Molecular modelling of fused heterocycle-based asymmetric non-fullerene acceptors for efficient organic solar cells

Heterocycle substitution plays a key role in designing an ultra-narrower bandgap (ultra-NBG) small molecule-based (SM) non-fullerene acceptors (NFAs) for organic solar cells (OSCs). The NFAs molecules have great significance because of their ability to improve efficiency, narrow band gap, better charge separation, higher absorption spectra, and overall device performance. However, the impact of heterocycles such as benzoselenadiazole (BSe) on optoelectronics characteristics is still unclear. Herein, seven asymmetric NFAs based on BSe electron-deficient fused-ring core were designed from the reference (R) BTP-Se. All seven NFAs exhibited a strong absorption phenomenon from visible to near-infrared (NIR) region, corresponding to the ultra-NBG and lower excitation energy (Ex).
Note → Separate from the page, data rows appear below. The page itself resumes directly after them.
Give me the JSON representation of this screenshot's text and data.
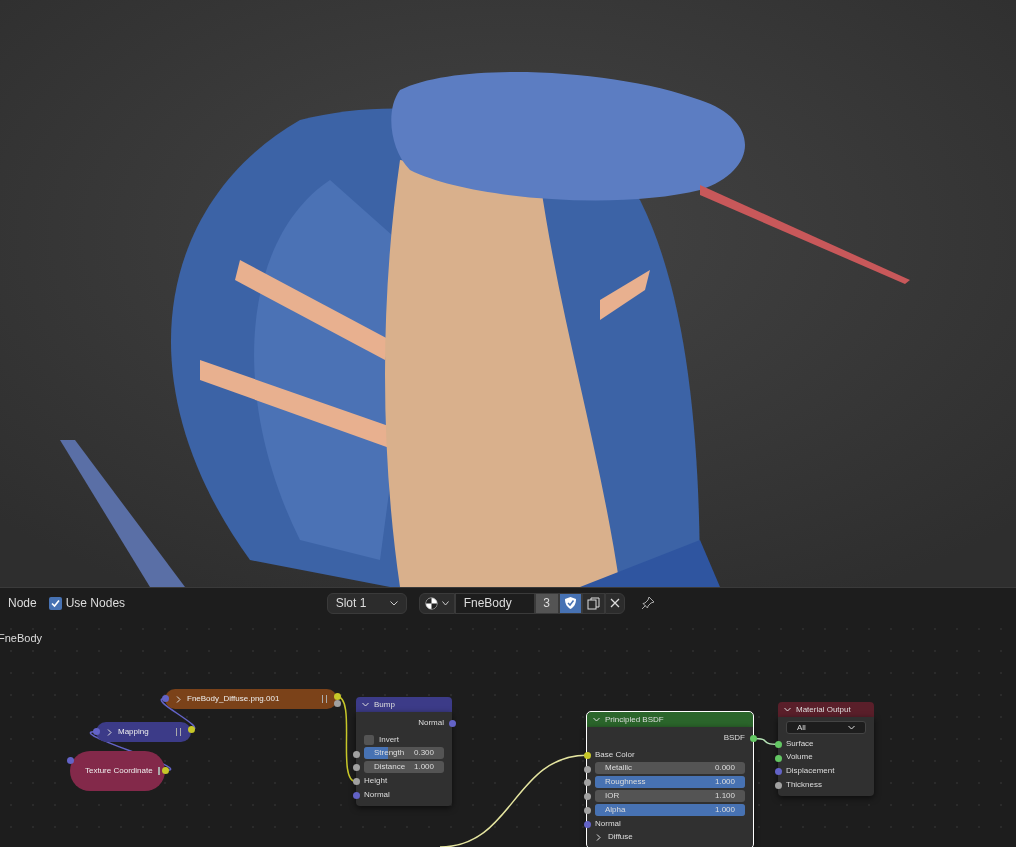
{
  "header": {
    "menu": "Node",
    "use_nodes": {
      "label": "Use Nodes",
      "checked": true
    },
    "slot": "Slot 1",
    "material": {
      "name": "FneBody",
      "users": "3",
      "fake_user": true
    }
  },
  "breadcrumb": "FneBody",
  "nodes": [
    {
      "title": "FneBody_Diffuse.png.001",
      "color": "#7b4219",
      "collapsed": true,
      "selected": false
    },
    {
      "title": "Mapping",
      "color": "#3c3b88",
      "collapsed": true,
      "selected": false
    },
    {
      "title": "Texture Coordinate",
      "color": "#83294a",
      "collapsed": true,
      "selected": false
    },
    {
      "title": "Bump",
      "color": "#3c3b88",
      "collapsed": false,
      "selected": false,
      "rows": [
        {
          "kind": "output",
          "label": "Normal",
          "color": "#6363c7"
        },
        {
          "kind": "checkbox",
          "label": "Invert",
          "checked": false
        },
        {
          "kind": "factor",
          "label": "Strength",
          "value": "0.300",
          "level": 0.3,
          "color": "#a1a1a1"
        },
        {
          "kind": "number",
          "label": "Distance",
          "value": "1.000",
          "color": "#a1a1a1"
        },
        {
          "kind": "input",
          "label": "Height",
          "color": "#a1a1a1"
        },
        {
          "kind": "input",
          "label": "Normal",
          "color": "#6363c7"
        }
      ]
    },
    {
      "title": "Principled BSDF",
      "color": "#2b652b",
      "collapsed": false,
      "selected": true,
      "rows": [
        {
          "kind": "output",
          "label": "BSDF",
          "color": "#63c763"
        },
        {
          "kind": "input",
          "label": "Base Color",
          "color": "#c7c729"
        },
        {
          "kind": "factor",
          "label": "Metallic",
          "value": "0.000",
          "level": 0,
          "color": "#a1a1a1"
        },
        {
          "kind": "factor",
          "label": "Roughness",
          "value": "1.000",
          "level": 1,
          "color": "#a1a1a1"
        },
        {
          "kind": "number",
          "label": "IOR",
          "value": "1.100",
          "color": "#a1a1a1"
        },
        {
          "kind": "factor",
          "label": "Alpha",
          "value": "1.000",
          "level": 1,
          "color": "#a1a1a1"
        },
        {
          "kind": "input",
          "label": "Normal",
          "color": "#6363c7"
        },
        {
          "kind": "panel",
          "label": "Diffuse"
        }
      ]
    },
    {
      "title": "Material Output",
      "color": "#5a1f2a",
      "collapsed": false,
      "selected": false,
      "rows": [
        {
          "kind": "dropdown",
          "value": "All"
        },
        {
          "kind": "input",
          "label": "Surface",
          "color": "#63c763"
        },
        {
          "kind": "input",
          "label": "Volume",
          "color": "#63c763"
        },
        {
          "kind": "input",
          "label": "Displacement",
          "color": "#6363c7"
        },
        {
          "kind": "input",
          "label": "Thickness",
          "color": "#a1a1a1"
        }
      ]
    }
  ]
}
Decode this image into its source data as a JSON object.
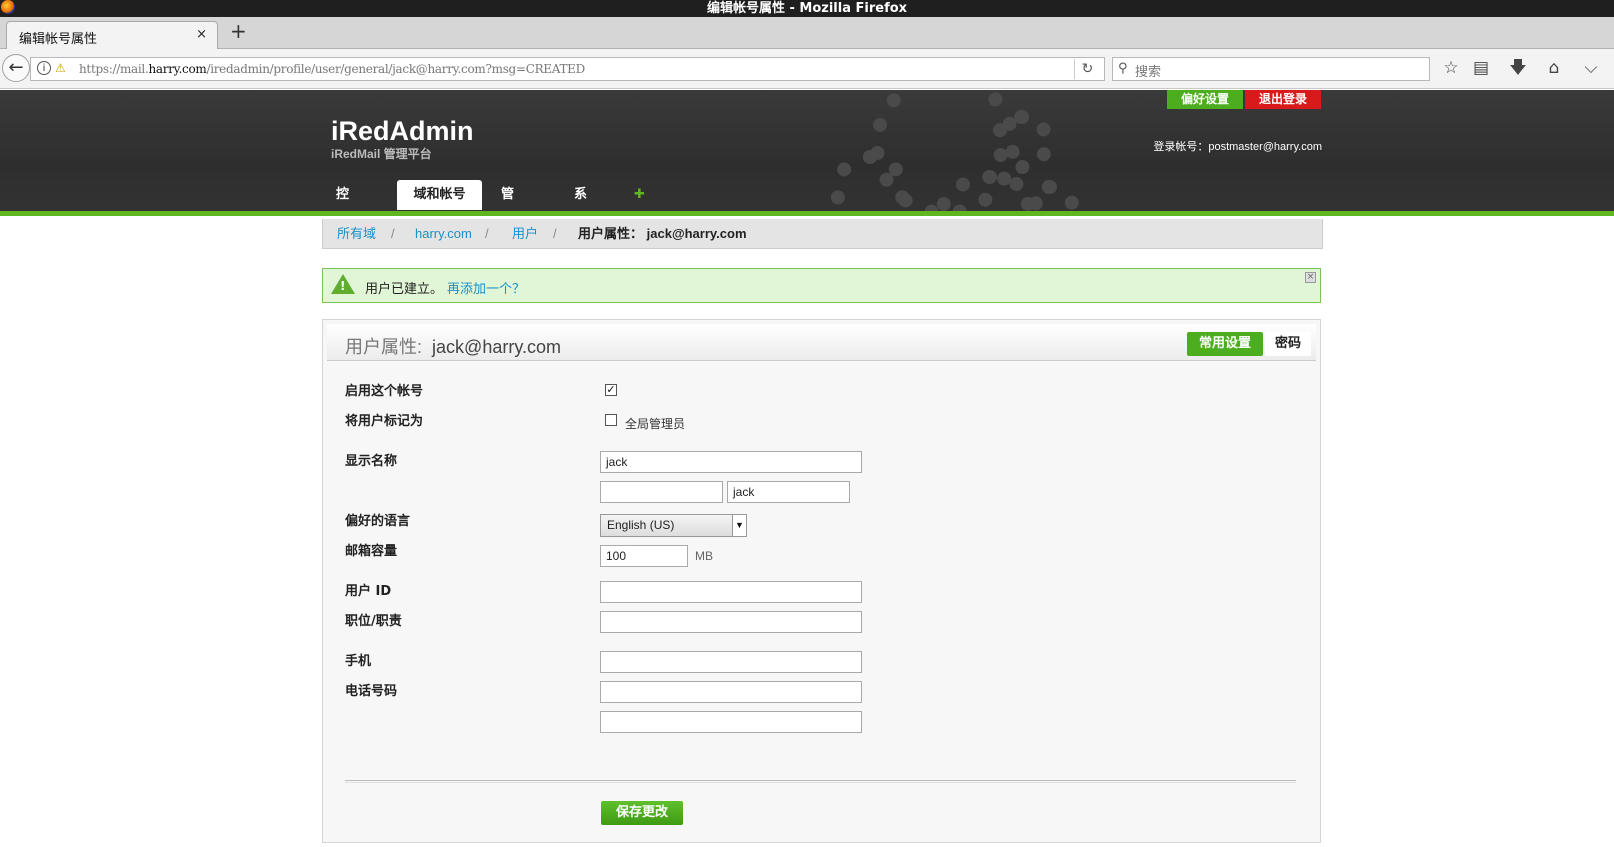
{
  "window": {
    "title": "编辑帐号属性 - Mozilla Firefox"
  },
  "browser": {
    "tab_title": "编辑帐号属性",
    "tab_close": "×",
    "new_tab": "+",
    "url_prefix": "https://mail.",
    "url_domain": "harry.com",
    "url_rest": "/iredadmin/profile/user/general/jack@harry.com?msg=CREATED",
    "search_placeholder": "搜索"
  },
  "header": {
    "brand": "iRedAdmin",
    "subbrand": "iRedMail 管理平台",
    "pref_button": "偏好设置",
    "logout_button": "退出登录",
    "login_as": "登录帐号：postmaster@harry.com",
    "nav": {
      "dashboard": "控制台",
      "domains": "域和帐号",
      "admins": "管理员",
      "system": "系统",
      "add": "添加..."
    }
  },
  "breadcrumb": {
    "all_domains": "所有域",
    "domain": "harry.com",
    "users": "用户",
    "current_label": "用户属性：",
    "current_value": "jack@harry.com",
    "sep": "/"
  },
  "notice": {
    "text": "用户已建立。",
    "link": "再添加一个？"
  },
  "form": {
    "title_label": "用户属性:",
    "title_value": "jack@harry.com",
    "tab_general": "常用设置",
    "tab_password": "密码",
    "enable_label": "启用这个帐号",
    "enable_checked": "✓",
    "mark_label": "将用户标记为",
    "global_admin_label": "全局管理员",
    "display_name_label": "显示名称",
    "display_name_value": "jack",
    "first_name_value": "",
    "last_name_value": "jack",
    "language_label": "偏好的语言",
    "language_value": "English (US)",
    "quota_label": "邮箱容量",
    "quota_value": "100",
    "quota_unit": "MB",
    "user_id_label": "用户 ID",
    "job_title_label": "职位/职责",
    "mobile_label": "手机",
    "phone_label": "电话号码",
    "save_button": "保存更改"
  }
}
These designed asymmetric materials (BTP1-BTP7) along with R are fully characterized theoretically with various advanced quantum chemical techniques. The optical and optoelectronics features were explored with density functional theory (DFT) and time-dependent (TD-DFT) simulations. The in-depth calculations related to density of state (DOS), transition density of state (TDM), open-circuit voltage, fill factor, and reorganization energy of electrons and holes are performed intensively. BTP3 has an optical band gap narrow of 1.76 eV and an outstanding absorption maximum of 906.85 nm. For charge transfer, a donor:acceptor complex study of BTP3:PBDBT is carried-out. We hope that this may provide a favourable strategy for building highly efficient near infrared (NIR)-based OSCs.